To be sure, top firms have sought out promising young partners for years now.
It’s a strategy Kirkland & Ellis has used to muscle its way into the top-tier of public company M&A work. The firm has hired stars like Daniel Wolf, who made partner at Skadden at age 30, and Wachtell’s Edward Lee, who Kirkland Chairman Jon Ballis called one of the “top young” M&A lawyers in the country when he was hired in May.
The ongoing move away from lockstep compensation, highlighted by recent changes at Davis Polk and reportedly Allen & Overy, is in large part driven by the difficulty firms that base pay largely on seniority have retaining young partners.
Up and coming attorneys could be even more in demand than ever on the lateral market in the era of Covid-19.

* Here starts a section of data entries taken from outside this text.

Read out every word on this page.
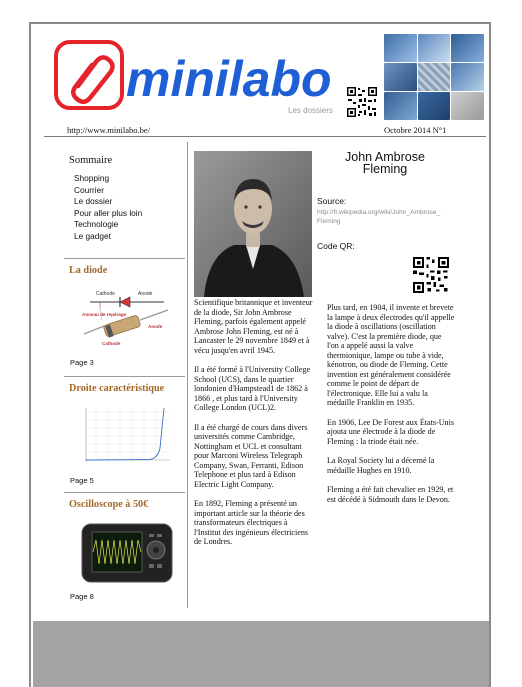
minilabo
Les dossiers
http://www.minilabo.be/	Octobre 2014 N°1
Sommaire
Shopping
Courrier
Le dossier
Pour aller plus loin
Technologie
Le gadget
La diode
Cathode	Anode
Anneau de repérage
Anode
Cathode
Page 3
Droite caractéristique
Page 5
Oscilloscope à 50€
Page 8

Scientifique britannique et inventeur de la diode, Sir John Ambrose Fleming, parfois également appelé Ambrose John Fleming, est né à Lancaster le 29 novembre 1849 et à vécu jusqu'en avril 1945.

Il a été formé à l'University College School (UCS), dans le quartier londonien d'Hampstead1 de 1862 à 1866 , et plus tard à l'University College London (UCL)2.

Il a été chargé de cours dans divers universités comme Cambridge, Nottingham et UCL et consultant pour Marconi Wireless Telegraph Company, Swan, Ferranti, Edison Telephone et plus tard à Edison Electric Light Company.

En 1892, Fleming a présenté un important article sur la théorie des transformateurs électriques à l'Institut des ingénieurs électriciens de Londres.

John Ambrose Fleming
Source:
http://fr.wikipedia.org/wiki/John_Ambrose_Fleming
Code QR:

Plus tard, en 1904, il invente et brevete la lampe à deux électrodes qu'il appelle la diode à oscillations (oscillation valve). C'est la première diode, que l'on a appelé aussi la valve thermionique, lampe ou tube à vide, kénotron, ou diode de Fleming. Cette invention est généralement considérée comme le point de départ de l'électronique. Elle lui a valu la médaille Franklin en 1935.

En 1906, Lee De Forest aux États-Unis ajouta une électrode à la diode de Fleming : la triode était née.

La Royal Society lui a décerné la médaille Hughes en 1910.

Fleming a été fait chevalier en 1929, et est décédé à Sidmouth dans le Devon.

Kent Zimmermann, a principal at law firm consultancy Zeughauser Group, said some next generation stars are poised to leave their firms due to the financial uncertainty the coronavirus pandemic caused. Firms that are undersized, less profitable, or less willing to pay young talent, are in most danger, he said.
“It’s an especially good time to pursue this strategy now because the early days of Covid-19 were like a near-death experience for some lower-performing but high-quality firms,” Zimmermann said. “That caused uncertainty about the future in the minds of some very high quality teams of lawyers. Some left. Others are still thinking about it. And more will likely leave.”
Fielding an offer from a rival firm as a less senior lawyer comes with some risks, said Larry Watanabe, a prominent West Coast recruiter for law firm partners.
Partners who entertain offers from larger firms should be prepared to act on them, Watanabe said. Using those offers as leverage to get the respect or compensation partners feel they are owed by their firm can lead to trouble down the road.
“You’re posing a threat,” Watanabe said. “If you pose a threat to leave, and they can convince you to stay financially, the moment you slip up for a second there will be nobody there to pick you up.”